Jewish News, in partnership with Ivor Baddiel, Pajes and PJ Library, is inviting young writers to write about their grandparents and what they
have learned from them.

To enter the competition, you will need to submit up to 300 words in the form of a poem, a wordle, a short story (fiction or non-fiction), fun facts, a song, an interview, a letter, a tribute, straight prose or a comic strip – whatever you feel like, as long as it uses words! You can include photos and pictures, too, if you want.

Once you have completed your entry, please email it to:  candicekrieger@googlemail.com with your name and age clearly displayed.

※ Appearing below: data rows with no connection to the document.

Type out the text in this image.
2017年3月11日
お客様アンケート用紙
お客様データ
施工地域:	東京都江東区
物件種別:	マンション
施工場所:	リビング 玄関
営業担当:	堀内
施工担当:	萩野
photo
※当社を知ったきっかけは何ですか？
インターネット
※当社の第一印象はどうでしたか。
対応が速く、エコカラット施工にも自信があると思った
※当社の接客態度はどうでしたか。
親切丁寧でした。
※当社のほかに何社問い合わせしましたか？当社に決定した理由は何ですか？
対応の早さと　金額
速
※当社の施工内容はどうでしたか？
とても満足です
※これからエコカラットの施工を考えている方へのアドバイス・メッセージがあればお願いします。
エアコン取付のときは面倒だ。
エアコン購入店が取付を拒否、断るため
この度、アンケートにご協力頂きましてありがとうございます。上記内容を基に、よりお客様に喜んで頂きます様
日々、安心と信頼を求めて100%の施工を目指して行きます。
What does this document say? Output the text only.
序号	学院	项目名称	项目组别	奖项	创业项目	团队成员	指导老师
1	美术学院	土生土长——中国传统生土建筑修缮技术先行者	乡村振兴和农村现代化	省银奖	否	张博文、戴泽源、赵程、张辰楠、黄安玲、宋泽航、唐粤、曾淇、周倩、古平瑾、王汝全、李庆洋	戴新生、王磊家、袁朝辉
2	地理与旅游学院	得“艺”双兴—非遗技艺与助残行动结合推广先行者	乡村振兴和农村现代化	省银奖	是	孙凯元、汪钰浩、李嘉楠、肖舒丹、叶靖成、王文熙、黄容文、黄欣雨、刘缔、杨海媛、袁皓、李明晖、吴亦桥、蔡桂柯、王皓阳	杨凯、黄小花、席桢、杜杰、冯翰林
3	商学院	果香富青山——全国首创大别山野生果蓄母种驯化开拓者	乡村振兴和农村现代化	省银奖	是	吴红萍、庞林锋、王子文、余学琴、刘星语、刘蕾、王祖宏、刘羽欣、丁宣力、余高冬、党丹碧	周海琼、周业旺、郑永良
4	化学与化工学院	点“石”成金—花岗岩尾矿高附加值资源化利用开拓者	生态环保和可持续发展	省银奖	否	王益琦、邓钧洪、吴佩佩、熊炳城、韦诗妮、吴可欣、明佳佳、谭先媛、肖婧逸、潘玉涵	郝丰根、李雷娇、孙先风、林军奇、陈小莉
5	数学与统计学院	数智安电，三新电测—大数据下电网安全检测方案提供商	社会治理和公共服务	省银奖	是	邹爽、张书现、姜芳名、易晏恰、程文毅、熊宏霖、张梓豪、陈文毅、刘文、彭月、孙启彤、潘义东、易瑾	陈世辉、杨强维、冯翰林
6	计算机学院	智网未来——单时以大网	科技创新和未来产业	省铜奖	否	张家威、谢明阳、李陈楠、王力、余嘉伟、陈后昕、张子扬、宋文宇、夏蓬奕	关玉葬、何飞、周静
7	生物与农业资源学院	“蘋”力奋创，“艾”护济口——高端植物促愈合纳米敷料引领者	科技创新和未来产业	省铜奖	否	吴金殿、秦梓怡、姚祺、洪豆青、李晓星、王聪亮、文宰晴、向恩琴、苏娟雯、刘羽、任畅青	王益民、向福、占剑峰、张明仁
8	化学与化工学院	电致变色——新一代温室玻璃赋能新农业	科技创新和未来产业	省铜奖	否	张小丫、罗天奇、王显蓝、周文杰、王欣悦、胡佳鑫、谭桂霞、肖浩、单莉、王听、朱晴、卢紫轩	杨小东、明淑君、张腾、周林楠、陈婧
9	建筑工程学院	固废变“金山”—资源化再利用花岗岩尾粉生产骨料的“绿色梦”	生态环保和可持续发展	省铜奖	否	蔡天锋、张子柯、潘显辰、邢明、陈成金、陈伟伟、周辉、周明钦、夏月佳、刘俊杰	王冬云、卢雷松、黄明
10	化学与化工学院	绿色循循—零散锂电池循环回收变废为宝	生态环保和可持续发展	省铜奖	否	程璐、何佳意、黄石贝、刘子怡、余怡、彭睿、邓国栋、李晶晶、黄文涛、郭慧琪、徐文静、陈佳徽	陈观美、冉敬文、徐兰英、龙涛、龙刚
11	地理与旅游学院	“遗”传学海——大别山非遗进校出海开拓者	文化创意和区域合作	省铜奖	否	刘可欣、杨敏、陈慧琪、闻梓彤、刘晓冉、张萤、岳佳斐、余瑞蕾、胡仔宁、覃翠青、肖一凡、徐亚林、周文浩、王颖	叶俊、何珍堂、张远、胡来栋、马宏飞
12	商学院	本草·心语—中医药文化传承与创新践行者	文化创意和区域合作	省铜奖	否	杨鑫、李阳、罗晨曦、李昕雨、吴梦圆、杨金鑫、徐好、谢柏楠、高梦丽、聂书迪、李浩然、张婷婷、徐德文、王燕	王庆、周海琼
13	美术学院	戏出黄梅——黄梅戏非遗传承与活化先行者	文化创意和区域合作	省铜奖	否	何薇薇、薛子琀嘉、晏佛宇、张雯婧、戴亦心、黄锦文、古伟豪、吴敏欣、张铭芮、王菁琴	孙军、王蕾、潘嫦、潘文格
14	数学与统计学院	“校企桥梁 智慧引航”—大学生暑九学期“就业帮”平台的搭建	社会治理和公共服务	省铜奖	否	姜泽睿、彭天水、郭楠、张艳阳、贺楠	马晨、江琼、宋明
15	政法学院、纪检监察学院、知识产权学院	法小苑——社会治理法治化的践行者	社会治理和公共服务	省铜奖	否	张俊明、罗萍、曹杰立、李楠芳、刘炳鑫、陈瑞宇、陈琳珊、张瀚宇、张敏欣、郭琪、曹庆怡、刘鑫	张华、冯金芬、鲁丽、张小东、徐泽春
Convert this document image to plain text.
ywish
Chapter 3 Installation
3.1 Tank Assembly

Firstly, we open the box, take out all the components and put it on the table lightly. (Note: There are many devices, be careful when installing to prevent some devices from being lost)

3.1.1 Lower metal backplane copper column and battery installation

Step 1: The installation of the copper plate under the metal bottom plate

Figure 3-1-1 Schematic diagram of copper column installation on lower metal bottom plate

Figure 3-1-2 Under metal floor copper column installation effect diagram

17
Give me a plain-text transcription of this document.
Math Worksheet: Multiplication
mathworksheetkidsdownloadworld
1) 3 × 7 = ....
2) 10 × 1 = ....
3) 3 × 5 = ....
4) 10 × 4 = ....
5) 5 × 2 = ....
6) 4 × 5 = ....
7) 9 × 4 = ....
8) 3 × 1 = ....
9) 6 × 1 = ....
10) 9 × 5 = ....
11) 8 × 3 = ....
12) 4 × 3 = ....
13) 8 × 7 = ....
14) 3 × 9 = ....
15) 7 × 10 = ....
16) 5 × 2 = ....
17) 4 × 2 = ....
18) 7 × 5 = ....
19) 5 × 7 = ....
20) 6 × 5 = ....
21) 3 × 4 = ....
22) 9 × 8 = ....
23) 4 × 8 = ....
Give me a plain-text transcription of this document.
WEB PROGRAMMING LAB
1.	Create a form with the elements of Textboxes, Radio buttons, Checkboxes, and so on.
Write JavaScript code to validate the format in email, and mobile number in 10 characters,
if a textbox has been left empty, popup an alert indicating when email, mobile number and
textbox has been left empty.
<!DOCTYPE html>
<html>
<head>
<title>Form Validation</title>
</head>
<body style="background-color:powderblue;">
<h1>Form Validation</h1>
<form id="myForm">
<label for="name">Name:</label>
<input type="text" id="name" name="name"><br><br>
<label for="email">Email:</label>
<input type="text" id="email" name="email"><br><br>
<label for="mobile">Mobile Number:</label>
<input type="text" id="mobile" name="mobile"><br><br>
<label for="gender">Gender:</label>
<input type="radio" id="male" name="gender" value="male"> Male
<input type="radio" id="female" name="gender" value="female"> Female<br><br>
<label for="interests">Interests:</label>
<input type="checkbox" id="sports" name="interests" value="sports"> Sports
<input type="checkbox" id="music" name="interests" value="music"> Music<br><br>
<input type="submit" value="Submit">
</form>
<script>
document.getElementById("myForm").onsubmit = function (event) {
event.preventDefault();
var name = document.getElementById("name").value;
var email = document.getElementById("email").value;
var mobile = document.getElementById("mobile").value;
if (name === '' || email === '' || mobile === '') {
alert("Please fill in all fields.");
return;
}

The closing date is Thursday 6 January.

The competition is open to all primary school and secondary school children,  and will be split into two categories:  Seven to 10 years old and 11 to 16 years old.

One winner from each category will be selected by a judging panel made up of Ivor Baddiel and representatives from Jewish News, Pajes and PJ Library. Each winner will receive a £100 Amazon voucher.

The Baddiel family

Ivor Baddiel said: “My grandmother made the best cauliflower soup in the world – I’ve never tasted anything else like it. This is a fantastic chance to celebrate our grandparents as well as giving them the chance to kvell at how brilliant their wonderful grandchildren are at writing.”

Rabbi David Meyer, executive director of Pajes, says:  “This is a wonderful initiative, connecting our youth with their heritage and encouraging budding authors to turn stories from our past into lessons for our future.
I am sure we will be receiving some submissions of the highest quality and I can’t wait to read them.”